Nell'ambito del Festival di Roma, la sezione Alice nella città è spesso foriera di proposte interessanti, sovente in grado di andare oltre il ristretto recinto del cinema dedicato agli spettatori più giovani. Non fa eccezione questo Death of a Superhero, diretto dall'irlandese Ian Fitzgibbon e interpretato dalla coppia costituita dal giovanissimo Thomas Sangster (già visto in Love Actually - L'amore davvero e in Nowhere Boy) e da un Andy Serkis che per fortuna, qualche volta, riusciamo a vedere col suo vero volto, senza le amate/odiate meraviglie del digitale a nasconderne le fattezze. E' coraggiosa, e insolita, la scelta di Fitzgibbon (che ha tratto il film da un romanzo di Anthony McCarten) di fondere il cinema live action con l'animazione per rappresentare il mondo interiore del ragazzo: un espediente usato non di rado, negli ultimi anni, nel cinema di genere hollywoodiano, che qui tuttavia acquista una diversa valenza dato il particolare, e delicato, tema del film. Le ossessioni e gli incubi del protagonista prendono così vita in un universo dark dai tratti grezzi e affascinanti, che si alterna senza soluzione di continuità al mondo reale e rappresenta per Donald l'unico modo di esprimere, col linguaggio delle immagini, la sua delicata situazione. Situazione che il ragazzo si illude di poter controllare flirtando in continuazione con la morte, cercando su di essa, attraverso i suoi gesti estremi, un impossibile e in fondo neanche voluto senso di controllo.
In un film dalla sceneggiatura semplice ma non semplicistica, va rimarcata la capacità di alternare registri diversi, con un risultato che appare quasi sempre convincente: non ci si vergogna di sorridere di alcune situazioni che coinvolgono il giovane protagonista nel suo approccio con l'altro sesso (rappresentato dalla coetanea Shelly) o dei suoi volenterosi amici che, per non farlo morire vergine, si industriano a cercargli una prostituta. Solo alcune sequenze, tra cui quella dello spinello fumato insieme al padre, appaiono un po' forzate ed eccessivamente virate al grottesco, ma in generale lo script riesce a restare serio e credibile pur mantenendo, nel fondo, una leggerezza di tono che non guasta. Se la love story tra il protagonista e la ragazza, elemento che la sceneggiatura ha aggiunto di sana pianta alla storia originale, viene portata avanti attraverso binari collaudati e in fondo risaputi, i duetti tra Donald e il suo medico sono impreziositi dalla bravura dei due interpreti, che si completano a vicenda riuscendo anche a specchiarsi, in modo convincente, l'uno nell'altro.
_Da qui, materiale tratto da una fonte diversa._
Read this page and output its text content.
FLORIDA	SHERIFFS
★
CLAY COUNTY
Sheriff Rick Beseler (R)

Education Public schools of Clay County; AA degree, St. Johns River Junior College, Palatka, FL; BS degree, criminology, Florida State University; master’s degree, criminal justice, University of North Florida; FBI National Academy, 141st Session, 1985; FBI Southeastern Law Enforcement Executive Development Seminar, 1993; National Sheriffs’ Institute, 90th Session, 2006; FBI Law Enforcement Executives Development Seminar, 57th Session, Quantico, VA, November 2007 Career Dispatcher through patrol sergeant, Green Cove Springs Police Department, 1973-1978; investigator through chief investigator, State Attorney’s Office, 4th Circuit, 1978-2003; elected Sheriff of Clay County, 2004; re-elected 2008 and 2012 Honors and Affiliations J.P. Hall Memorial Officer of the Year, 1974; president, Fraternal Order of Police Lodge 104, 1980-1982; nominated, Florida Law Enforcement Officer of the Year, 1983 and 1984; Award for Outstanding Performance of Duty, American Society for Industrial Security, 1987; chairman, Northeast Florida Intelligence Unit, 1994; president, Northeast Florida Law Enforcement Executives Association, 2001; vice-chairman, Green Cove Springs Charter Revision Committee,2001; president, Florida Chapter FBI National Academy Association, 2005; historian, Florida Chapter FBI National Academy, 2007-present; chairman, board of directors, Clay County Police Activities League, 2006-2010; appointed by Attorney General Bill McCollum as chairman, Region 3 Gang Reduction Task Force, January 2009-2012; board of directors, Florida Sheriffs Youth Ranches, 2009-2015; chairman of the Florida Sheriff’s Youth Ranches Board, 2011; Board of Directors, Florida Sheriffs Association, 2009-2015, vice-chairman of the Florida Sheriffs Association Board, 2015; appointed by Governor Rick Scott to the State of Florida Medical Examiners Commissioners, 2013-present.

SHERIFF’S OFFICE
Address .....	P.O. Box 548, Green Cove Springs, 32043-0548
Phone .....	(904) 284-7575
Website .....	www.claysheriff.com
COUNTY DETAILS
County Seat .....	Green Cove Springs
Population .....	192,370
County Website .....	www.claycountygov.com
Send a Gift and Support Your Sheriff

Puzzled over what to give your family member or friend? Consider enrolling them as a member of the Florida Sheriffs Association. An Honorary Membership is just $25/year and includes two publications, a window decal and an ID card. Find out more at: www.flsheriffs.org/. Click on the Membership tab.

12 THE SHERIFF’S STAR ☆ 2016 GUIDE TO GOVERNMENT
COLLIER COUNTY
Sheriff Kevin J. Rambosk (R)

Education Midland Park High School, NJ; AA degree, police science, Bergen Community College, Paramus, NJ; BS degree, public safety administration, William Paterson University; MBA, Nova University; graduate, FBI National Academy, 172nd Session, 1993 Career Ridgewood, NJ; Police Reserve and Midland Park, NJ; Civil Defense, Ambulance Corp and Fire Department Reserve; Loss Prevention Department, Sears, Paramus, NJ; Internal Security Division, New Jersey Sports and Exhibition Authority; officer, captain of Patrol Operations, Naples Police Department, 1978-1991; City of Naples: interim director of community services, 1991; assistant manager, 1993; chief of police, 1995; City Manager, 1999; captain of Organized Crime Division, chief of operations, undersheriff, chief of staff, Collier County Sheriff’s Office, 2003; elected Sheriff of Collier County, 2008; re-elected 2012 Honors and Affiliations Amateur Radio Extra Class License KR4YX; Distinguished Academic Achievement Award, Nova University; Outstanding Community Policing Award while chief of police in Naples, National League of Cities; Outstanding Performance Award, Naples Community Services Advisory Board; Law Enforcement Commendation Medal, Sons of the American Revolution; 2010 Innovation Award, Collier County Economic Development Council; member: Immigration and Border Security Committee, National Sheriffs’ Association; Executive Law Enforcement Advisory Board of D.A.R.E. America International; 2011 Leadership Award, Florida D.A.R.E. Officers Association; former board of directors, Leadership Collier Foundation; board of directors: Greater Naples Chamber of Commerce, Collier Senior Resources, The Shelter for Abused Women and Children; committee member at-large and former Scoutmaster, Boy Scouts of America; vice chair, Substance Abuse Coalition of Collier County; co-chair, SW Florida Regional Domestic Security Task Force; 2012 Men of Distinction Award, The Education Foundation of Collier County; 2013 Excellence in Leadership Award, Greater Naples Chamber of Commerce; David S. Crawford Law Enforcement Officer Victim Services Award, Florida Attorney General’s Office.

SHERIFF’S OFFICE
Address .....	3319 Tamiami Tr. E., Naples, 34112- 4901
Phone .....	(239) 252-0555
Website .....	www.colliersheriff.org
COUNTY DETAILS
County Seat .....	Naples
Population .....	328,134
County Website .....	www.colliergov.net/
Così, se da una parte Death of a Superhero colpisce per l'inedito mix di animazione e cinema dal vivo, esperimento che può fornire indicazioni utili per il cinema, non necessariamente di genere, degli anni a venire, sono la semplicità e la linearità della sua narrazione (oltre a una regia un po' timida) gli elementi che alla fine lo caratterizzano maggiormente, ma che ne risultano anche il limite principale. La sincerità di intenti, e la professionalità con cui il film è realizzato, non sono comunque in discussione, e fanno in modo che l'operazione susciti un'istintiva simpatia, al di là dell'importanza dei temi trattati.